Dim Light at Night Exposure Induces Cold Hyperalgesia and Mechanical Allodynia in Male Mice

Abstract

The growing presence of artificial lighting across the globe presents a number of challenges to human and ecological health despite its societal benefits. Exposure to artificial light at night, a seemingly innocuous aspect of modern life, disrupts behavior and physiological functions. Specifically, light at night induces neuroinflammation, which is implicated in neuropathic and nociceptive pain states, including hyperalgesia and allodynia. Because of its influence on neuroinflammation, we investigated the effects of dim light at night exposure on pain responsiveness in male mice. In this study, mice exposed to four days of dim (5 lux) light at night exhibited cold hyperalgesia. Further, after 28 days of exposure, mice exhibited both cold hyperalgesia and mechanical allodynia. No heat/hot hyperalgesia was observed in this experiment. Altered nociception in mice exposed to dim light at night was concurrent with upregulated interleukin-6 and nerve growth factor mRNA expression in the medulla and elevated μ-opioid receptor mRNA expression in the periaqueductal gray region of the brain. The current results support the relationship between disrupted circadian rhythms and altered pain sensitivity. In summary, we observed that dim light at night induces cold hyperalgesia and mechanical allodynia, potentially through elevated neuroinflammation and dysregulation of the endogenous opioid system.
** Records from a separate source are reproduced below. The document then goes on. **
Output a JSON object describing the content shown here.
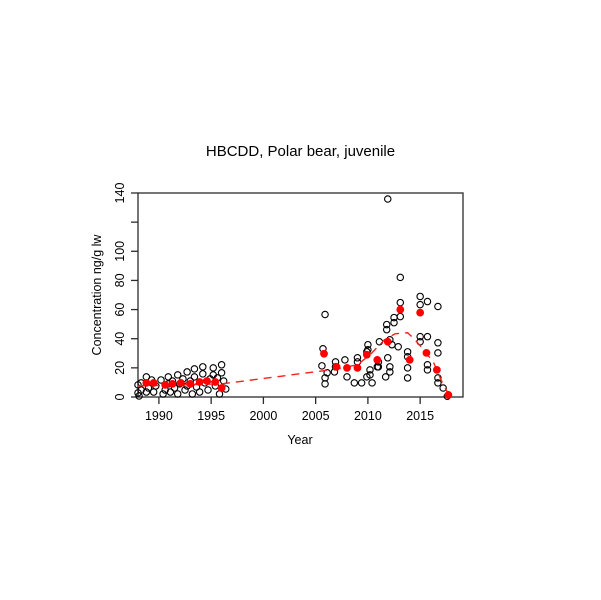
{
  "chart_data": {
    "type": "scatter",
    "title": "HBCDD, Polar bear, juvenile",
    "xlabel": "Year",
    "ylabel": "Concentration ng/g lw",
    "xlim": [
      1988,
      2019.1
    ],
    "ylim": [
      0,
      140
    ],
    "x_ticks": [
      1990,
      1995,
      2000,
      2005,
      2010,
      2015
    ],
    "x_tick_labels": [
      "1990",
      "1995",
      "2000",
      "2005",
      "2010",
      "2015"
    ],
    "y_ticks": [
      0,
      20,
      40,
      60,
      80,
      100,
      120,
      140
    ],
    "y_tick_labels": [
      "0",
      "20",
      "40",
      "60",
      "80",
      "100",
      "",
      "140"
    ],
    "grid": false,
    "legend": "none",
    "frame_color": "#2b2b2b",
    "series": [
      {
        "id": "samples",
        "marker": "circle-open",
        "color": "#000000",
        "points": [
          [
            1988.0,
            8.3
          ],
          [
            1988.0,
            2.8
          ],
          [
            1988.1,
            0.7
          ],
          [
            1988.3,
            9.7
          ],
          [
            1988.3,
            4.8
          ],
          [
            1988.8,
            13.8
          ],
          [
            1988.8,
            3.4
          ],
          [
            1989.0,
            6.2
          ],
          [
            1989.3,
            11.7
          ],
          [
            1989.5,
            3.4
          ],
          [
            1989.7,
            7.6
          ],
          [
            1990.2,
            11.7
          ],
          [
            1990.4,
            2.1
          ],
          [
            1990.6,
            4.8
          ],
          [
            1990.9,
            13.8
          ],
          [
            1990.9,
            9.0
          ],
          [
            1991.1,
            3.4
          ],
          [
            1991.3,
            11.0
          ],
          [
            1991.5,
            6.2
          ],
          [
            1991.8,
            15.2
          ],
          [
            1991.8,
            2.1
          ],
          [
            1992.0,
            9.0
          ],
          [
            1992.3,
            12.4
          ],
          [
            1992.5,
            4.8
          ],
          [
            1992.7,
            17.2
          ],
          [
            1992.7,
            7.6
          ],
          [
            1993.0,
            11.0
          ],
          [
            1993.2,
            2.1
          ],
          [
            1993.4,
            19.3
          ],
          [
            1993.4,
            13.8
          ],
          [
            1993.6,
            6.9
          ],
          [
            1993.9,
            3.4
          ],
          [
            1994.2,
            20.7
          ],
          [
            1994.2,
            15.9
          ],
          [
            1994.4,
            9.7
          ],
          [
            1994.7,
            4.8
          ],
          [
            1994.9,
            12.4
          ],
          [
            1995.2,
            20.0
          ],
          [
            1995.2,
            15.2
          ],
          [
            1995.4,
            7.6
          ],
          [
            1995.6,
            13.1
          ],
          [
            1995.8,
            2.1
          ],
          [
            1996.0,
            22.1
          ],
          [
            1996.0,
            16.6
          ],
          [
            1996.2,
            11.0
          ],
          [
            1996.4,
            5.5
          ],
          [
            2005.6,
            21.4
          ],
          [
            2005.7,
            33.1
          ],
          [
            2005.9,
            56.6
          ],
          [
            2005.9,
            13.1
          ],
          [
            2005.9,
            9.0
          ],
          [
            2006.1,
            16.6
          ],
          [
            2006.8,
            17.2
          ],
          [
            2006.9,
            24.1
          ],
          [
            2006.9,
            20.7
          ],
          [
            2007.8,
            25.5
          ],
          [
            2008.0,
            13.8
          ],
          [
            2008.7,
            9.7
          ],
          [
            2009.0,
            26.9
          ],
          [
            2009.0,
            24.1
          ],
          [
            2009.4,
            9.7
          ],
          [
            2009.9,
            31.0
          ],
          [
            2009.9,
            13.8
          ],
          [
            2010.0,
            35.9
          ],
          [
            2010.0,
            32.4
          ],
          [
            2010.2,
            18.6
          ],
          [
            2010.2,
            15.2
          ],
          [
            2010.4,
            9.7
          ],
          [
            2010.9,
            20.7
          ],
          [
            2011.0,
            24.1
          ],
          [
            2011.0,
            20.7
          ],
          [
            2011.1,
            37.9
          ],
          [
            2011.7,
            13.8
          ],
          [
            2011.8,
            49.7
          ],
          [
            2011.8,
            46.2
          ],
          [
            2011.9,
            26.9
          ],
          [
            2011.9,
            135.9
          ],
          [
            2012.1,
            39.3
          ],
          [
            2012.1,
            20.7
          ],
          [
            2012.1,
            17.2
          ],
          [
            2012.3,
            35.9
          ],
          [
            2012.5,
            54.5
          ],
          [
            2012.5,
            51.0
          ],
          [
            2012.9,
            34.5
          ],
          [
            2013.1,
            82.1
          ],
          [
            2013.1,
            64.8
          ],
          [
            2013.1,
            55.2
          ],
          [
            2013.8,
            31.0
          ],
          [
            2013.8,
            27.6
          ],
          [
            2013.8,
            20.0
          ],
          [
            2013.8,
            13.1
          ],
          [
            2015.0,
            69.0
          ],
          [
            2015.0,
            63.4
          ],
          [
            2015.0,
            41.4
          ],
          [
            2015.0,
            37.9
          ],
          [
            2015.7,
            65.5
          ],
          [
            2015.7,
            41.4
          ],
          [
            2015.7,
            22.1
          ],
          [
            2015.7,
            18.6
          ],
          [
            2016.7,
            62.1
          ],
          [
            2016.7,
            37.2
          ],
          [
            2016.7,
            30.3
          ],
          [
            2016.7,
            13.1
          ],
          [
            2016.7,
            9.7
          ],
          [
            2017.2,
            6.2
          ],
          [
            2017.6,
            0.5
          ]
        ]
      },
      {
        "id": "annual-median",
        "marker": "circle-filled",
        "color": "#ff0000",
        "points": [
          [
            1988.8,
            9.7
          ],
          [
            1989.5,
            9.7
          ],
          [
            1990.6,
            8.3
          ],
          [
            1991.3,
            9.0
          ],
          [
            1992.1,
            9.7
          ],
          [
            1993.0,
            9.0
          ],
          [
            1993.9,
            10.3
          ],
          [
            1994.6,
            11.0
          ],
          [
            1995.4,
            10.3
          ],
          [
            1996.0,
            6.2
          ],
          [
            2005.8,
            29.7
          ],
          [
            2007.0,
            20.7
          ],
          [
            2008.0,
            20.0
          ],
          [
            2009.0,
            20.0
          ],
          [
            2009.9,
            29.0
          ],
          [
            2010.9,
            25.5
          ],
          [
            2011.9,
            37.9
          ],
          [
            2013.1,
            60.0
          ],
          [
            2014.0,
            25.5
          ],
          [
            2015.0,
            57.9
          ],
          [
            2015.6,
            30.3
          ],
          [
            2016.6,
            18.6
          ],
          [
            2017.7,
            1.4
          ]
        ]
      },
      {
        "id": "trend",
        "marker": "line-dashed",
        "color": "#ff1f1f",
        "points": [
          [
            1988.0,
            7.6
          ],
          [
            1996.0,
            9.0
          ],
          [
            2005.6,
            17.9
          ],
          [
            2007.0,
            19.3
          ],
          [
            2009.0,
            22.1
          ],
          [
            2010.2,
            29.0
          ],
          [
            2011.6,
            39.3
          ],
          [
            2012.6,
            43.4
          ],
          [
            2013.8,
            44.1
          ],
          [
            2014.5,
            39.3
          ],
          [
            2015.5,
            31.0
          ],
          [
            2016.3,
            23.4
          ],
          [
            2017.0,
            11.7
          ],
          [
            2017.7,
            2.1
          ]
        ]
      }
    ]
  }
}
Keywords: allodynia; hyperalgesia; light at night; neuroinflammation; opioid; pain.

Figure 1.

dLAN increases body mass and disrupts timing of food consumption in male mice. Mice housed in dLAN for four weeks had a greater percentage increase in body mass compared to baseline measurements (A). dLAN altered food consumption, resulting in decreased active phase food consumption (B) and increased inactive phase food consumption (C). Error bars represent ± 1 SEM; *p < 0.05; ^#p < 0.05, Main effect of lighting condition, LMM.

Figure 2.

dLAN exposure induces cold hyperalgesia and mechanical allodynia. Mice exposed to dLAN displayed reduced cold plate withdrawal latencies after 3–4 nights (acute) and after 27–28 nights (chronic) of dLAN exposure (A). dLAN housing did not alter hot plate withdrawal latencies (B). At the chronic time point, dLAN mice displayed reduced mechanical withdrawal thresholds in the electric von Frey test (C). Error bars represent ± 1 SEM; *p < 0.05; ^#p < 0.05, Main effect of lighting condition, LMM.

Figure 3.

dLAN upregulates Il-6 and Ngf relative expression in the medulla. Mice housed in dLAN for four weeks had upregulated levels of Il-6 (A) and Ngf (D) within the medulla. dLAN housing did not alter Tnf-α, Il-1β, Bdnf, or Tac1 relative expression (B, C, E, F). Error bars represent ± 1 SEM; *p < 0.05.

Figure 4.

Cytokine, neurotrophin, and peptide transcripts examined in the L3–5 DRG were not affected by dLAN. Il-6, Il-1β, Tnf-α, Tac1, Ngf, and Bdnf relative expression levels were unaffected (D-F). Gene expression of the ion channel receptors Trpa1 and Trpm8 was unaltered at the time of tissue collection (G, H). Error bars represent ± 1 SEM; *p < 0.05.

Figure 5.

Cytokine, neurotrophin, and peptide transcripts in the lumbar region of the spinal cord were not affected by dLAN. Il-6, Il-1β, Tnf-α, Ngf, and Bdnf levels were not different between groups at the time of tissue collection (A-E). Error bars represent ± 1 SEM; *p < 0.05.

Figure 6.

dLAN increases Mor relative expression in the PAG. Il-6, Il-1β, and Tnf-α levels were not different in the PAG of dLAN mice (A-C). Expression of Ngf and Bdnf was unaffected in the PAG (D, E). Mor expression was upregulated in dLAN mice (F). Error bars represent ± 1 SEM; *p < 0.05.